Belum tahu, dia. Kalau penampilan dan fisiknya tak seindah perilakunya. 

"Dini, belanja di sini?," tanyaku heran. 

" Iya, Dini belanja, dan dia juga ngomong sesuatu, Mak!" ucap Bu Leli. 

"Sesuatu? Tentang apa?" tanyaku penasaran. 

"Nah, Mak Esah, kepo juga, kan? Bu Leli tersenyum, sambil menyenggol- nyenggol lenganku. 

Aku hanya tersenyum dan masih sibuk memilih-milih sayur. 

"Dini bilang, kalau dia gak akur sama Wita. Anak Mak, si Wita itu kasar, barbar, gak cocok sama Bagas, yang lembut dan penyayang. Kasihan, Bagas harus menikah dan menghabiskan hidup bersama Wita. Seharusnya, Bagas bisa dapat yang lebih baik lagi, Dini ngomong gitu, Mak."

Hah, aku terkejut mendengar penuturan Bu Leli. Sampai hati, Dini menjelekkan Wita, saudara iparnya sendiri. Benci boleh, tapi gak patut rasanya menjatuhkan ipar di depan orang lain. Kupingku terasa panas mendengar ucapan Bu Leli. 

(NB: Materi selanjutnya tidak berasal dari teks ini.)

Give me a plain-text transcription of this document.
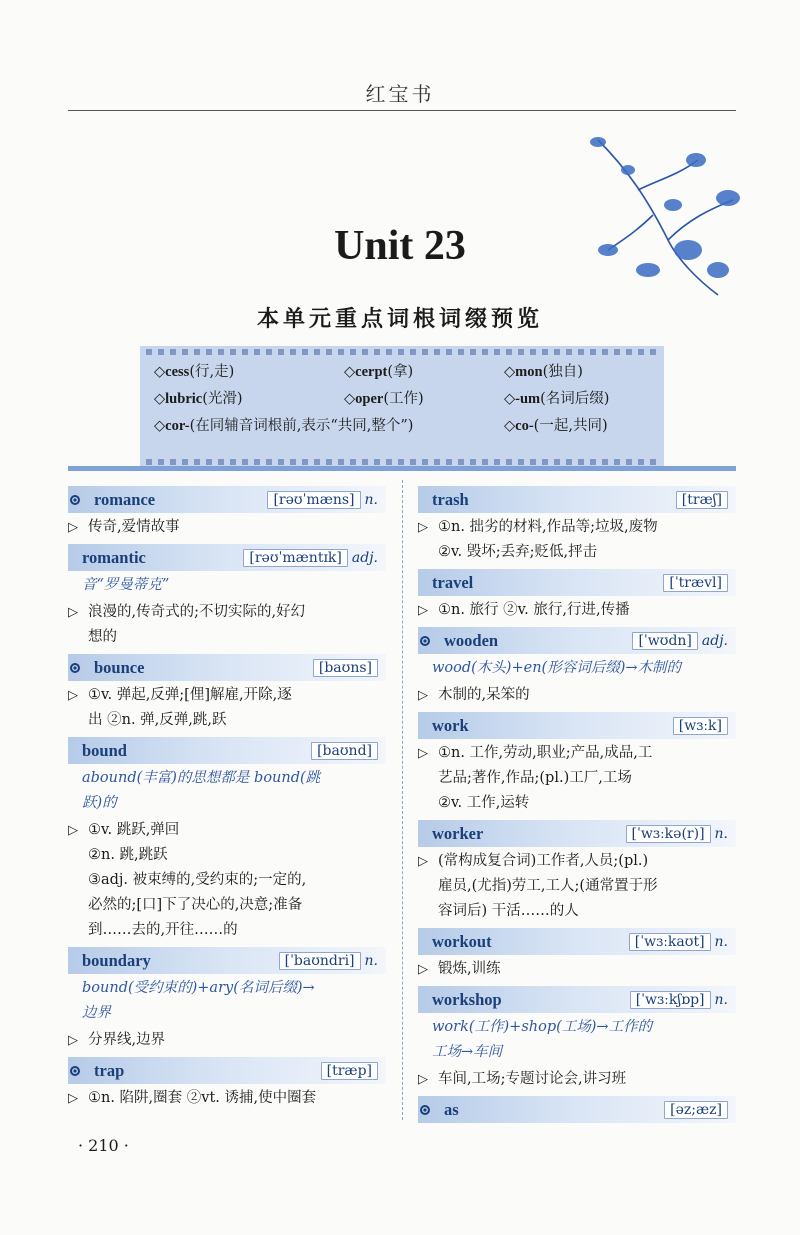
红宝书
Unit 23
本单元重点词根词缀预览
◇cess(行,走)	◇cerpt(拿)	◇mon(独自)
◇lubric(光滑)	◇oper(工作)	◇-um(名词后缀)
◇cor-(在同辅音词根前,表示“共同,整个”)	◇co-(一起,共同)
romance	[rəʊˈmæns] n.
▷ 传奇,爱情故事
romantic	[rəʊˈmæntɪk] adj.
音“罗曼蒂克”
▷ 浪漫的,传奇式的;不切实际的,好幻
想的
bounce	[baʊns]
▷ ①v. 弹起,反弹;[俚]解雇,开除,逐
出 ②n. 弹,反弹,跳,跃
bound	[baʊnd]
abound(丰富)的思想都是 bound(跳
跃)的
▷ ①v. 跳跃,弹回
②n. 跳,跳跃
③adj. 被束缚的,受约束的;一定的,
必然的;[口]下了决心的,决意;准备
到……去的,开往……的
boundary	[ˈbaʊndri] n.
bound(受约束的)+ary(名词后缀)→
边界
▷ 分界线,边界
trap	[træp]
▷ ①n. 陷阱,圈套 ②vt. 诱捕,使中圈套
trash	[træʃ]
▷ ①n. 拙劣的材料,作品等;垃圾,废物
②v. 毁坏;丢弃;贬低,抨击
travel	[ˈtrævl]
▷ ①n. 旅行 ②v. 旅行,行进,传播
wooden	[ˈwʊdn] adj.
wood(木头)+en(形容词后缀)→木制的
▷ 木制的,呆笨的
work	[wɜːk]
▷ ①n. 工作,劳动,职业;产品,成品,工
艺品;著作,作品;(pl.)工厂,工场
②v. 工作,运转
worker	[ˈwɜːkə(r)] n.
▷ (常构成复合词)工作者,人员;(pl.)
雇员,(尤指)劳工,工人;(通常置于形
容词后) 干活……的人
workout	[ˈwɜːkaʊt] n.
▷ 锻炼,训练
workshop	[ˈwɜːkʃɒp] n.
work(工作)+shop(工场)→工作的
工场→车间
▷ 车间,工场;专题讨论会,讲习班
as	[əz;æz]
· 210 ·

"Mak, pasti gak percaya, dengan omongan saya ini. Banyak saksinya, Mak. Ada Romlah, bu rt sama si Kang Ujang juga dengar, ya, Kang?" tanya Bu Leli pada tukang sayur. 

Kang Ujang hanya menggeleng-gelengkan kepalanya sambil mengangkat kedua tangannya tanda tak mau ikut campur. 

"Ih, Kang Ujang, mah, sama dengan Mak Esah, gak asyik," ucap Bu Leli kesal. 

Aku terdiam. Mungkinkah Dini berkata seperti itu. Tapi, bisa jadi karena selama ini, Dini dan Wita memang tidak pernah akur. 

"Kalau, Mak gak percaya sama saya, Mak, bisa tanyakan kepada yang ada di sini, waktu itu. Atau tanya langsung sama Dini. Tapi, Mak, ini saya minta maaf dulu, ya! Saya perhatikan, waktu itu, setiap Dini menyebut nama Bagas, wajahnya berubah, mmm  … seperti bersinar-sinar gitu," tutur Bu Leli. 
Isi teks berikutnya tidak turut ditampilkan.